Hint: First take LCM on the RHS part of the given equation and convert it to the quadratic equation. Later by factorizing find the values of x.
Complete step by step answer:
According to the question given equation is
$ \Rightarrow x + \dfrac{1}{x} = 25\dfrac{1}{{25}} $...................................(1)
Now, taking LCM on LHS and solving mixed fraction of RHS we get,
$ \Rightarrow \dfrac{{{x^2} + 1}}{x} = \dfrac{{626}}{{25}}$
Now, cross multiply LHS and RHS we get,
$\Rightarrow {\text{25}}\left( {{x^2} + 1} \right) = 626x $
Taking RHS to LHS we get a quadratic equation that is,
$\Rightarrow 2{\text{5}}{x^2} - 626x + 25 = 0$...........................................(2)

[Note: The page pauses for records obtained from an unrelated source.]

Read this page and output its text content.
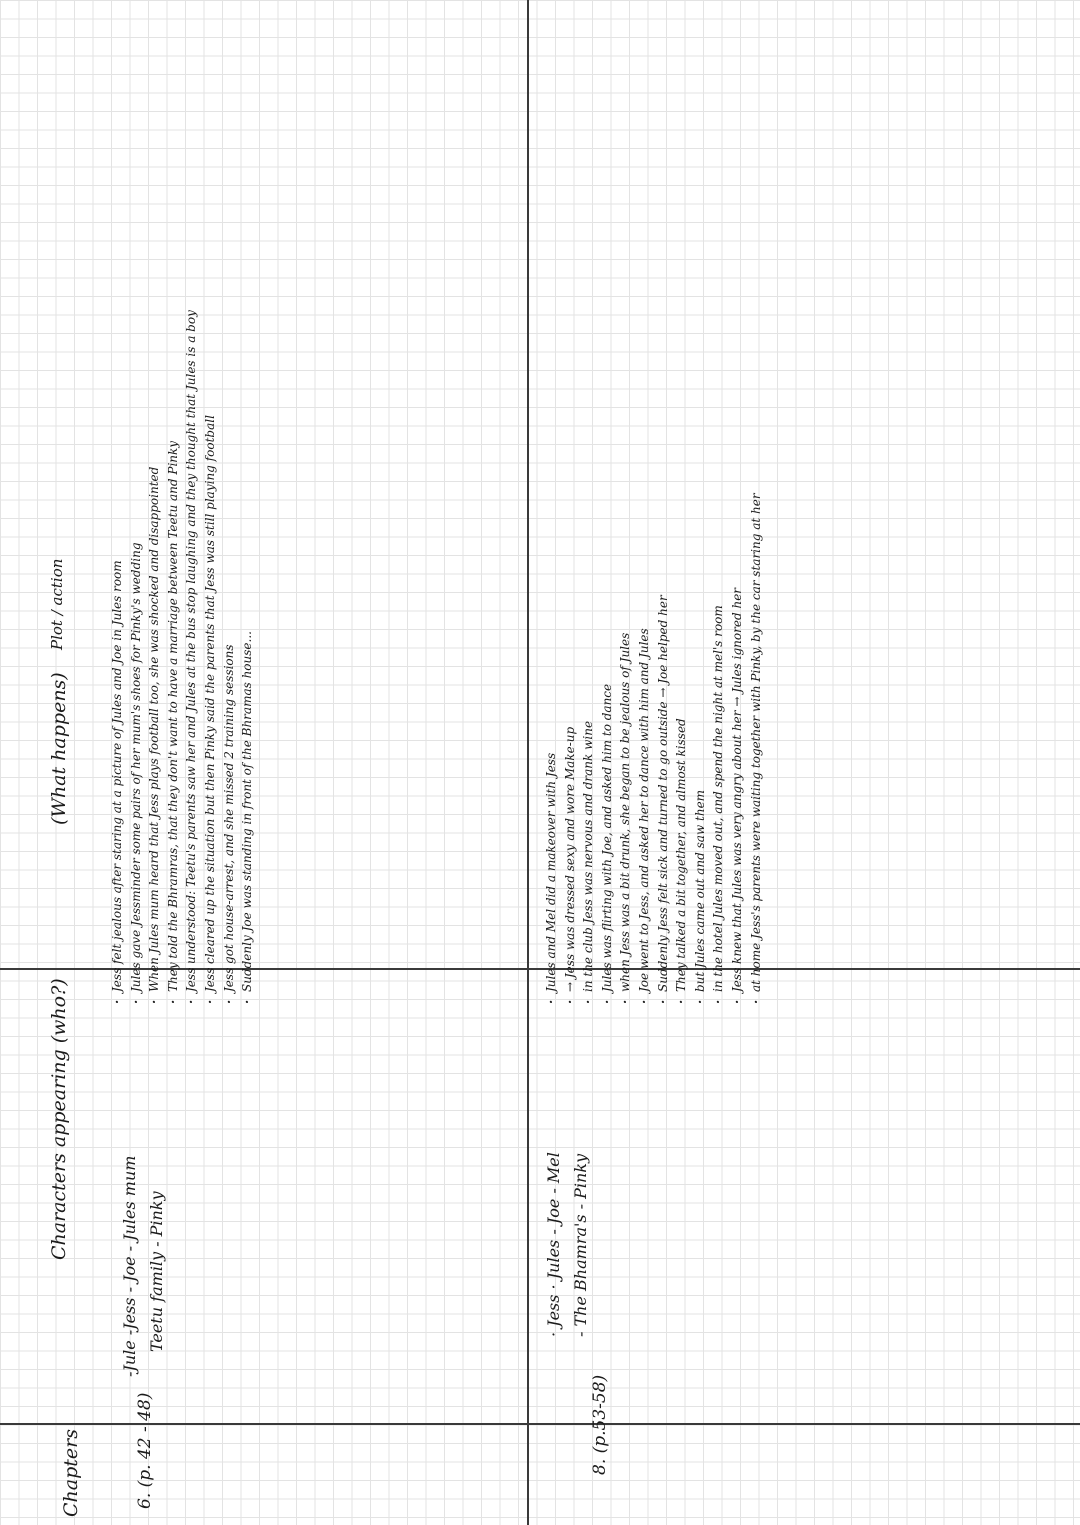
Chapters
Characters appearing (who?)
(What happens)
Plot / action
6. (p. 42 - 48)
-Jule -Jess - Joe - Jules mum Teetu family - Pinky
· Jess felt jealous after staring at a picture of Jules and Joe in Jules room · Jules gave Jessminder some pairs of her mum's shoes for Pinky's wedding · When Jules mum heard that Jess plays football too, she was shocked and disappointed · They told the Bhramras, that they don't want to have a marriage between Teetu and Pinky · Jess understood: Teetu's parents saw her and Jules at the bus stop laughing and they thought that Jules is a boy · Jess cleared up the situation but then Pinky said the parents that Jess was still playing football · Jess got house-arrest, and she missed 2 training sessions · Suddenly Joe was standing in front of the Bhramas house...
8. (p.53-58)
· Jess · Jules - Joe - Mel - The Bhamra's - Pinky
· Jules and Mel did a makeover with Jess · → Jess was dressed sexy and wore Make-up · in the club Jess was nervous and drank wine · Jules was flirting with Joe, and asked him to dance · when Jess was a bit drunk, she began to be jealous of Jules · Joe went to Jess, and asked her to dance with him and Jules · Suddenly Jess felt sick and turned to go outside → Joe helped her · They talked a bit together, and almost kissed · but Jules came out and saw them · in the hotel Jules moved out, and spend the night at mel's room · Jess knew that Jules was very angry about her → Jules ignored her · at home Jess's parents were waiting together with Pinky, by the car staring at her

Splitting the middle term of equation 2 we get,
$ \Rightarrow 2{\text{5}}{x^2} - 625x - x + 25 = 0$
On, solving above equation we get,
$ \Rightarrow 2{\text{5}}x(x - 25) - 1(x - 25) = 0 $
$ \Rightarrow (2{\text{5}}x - 1)(x - 25) = 0$
So, value of x will be 25 or $\dfrac{1}{{25}} $
Hence, x = $25,\dfrac{1}{{25}}$
NOTE: - Whenever we come up with this type of problem then the best way is to cross - multiply both sides and get a quadratic equation and then solve that quadratic equation by splitting terms.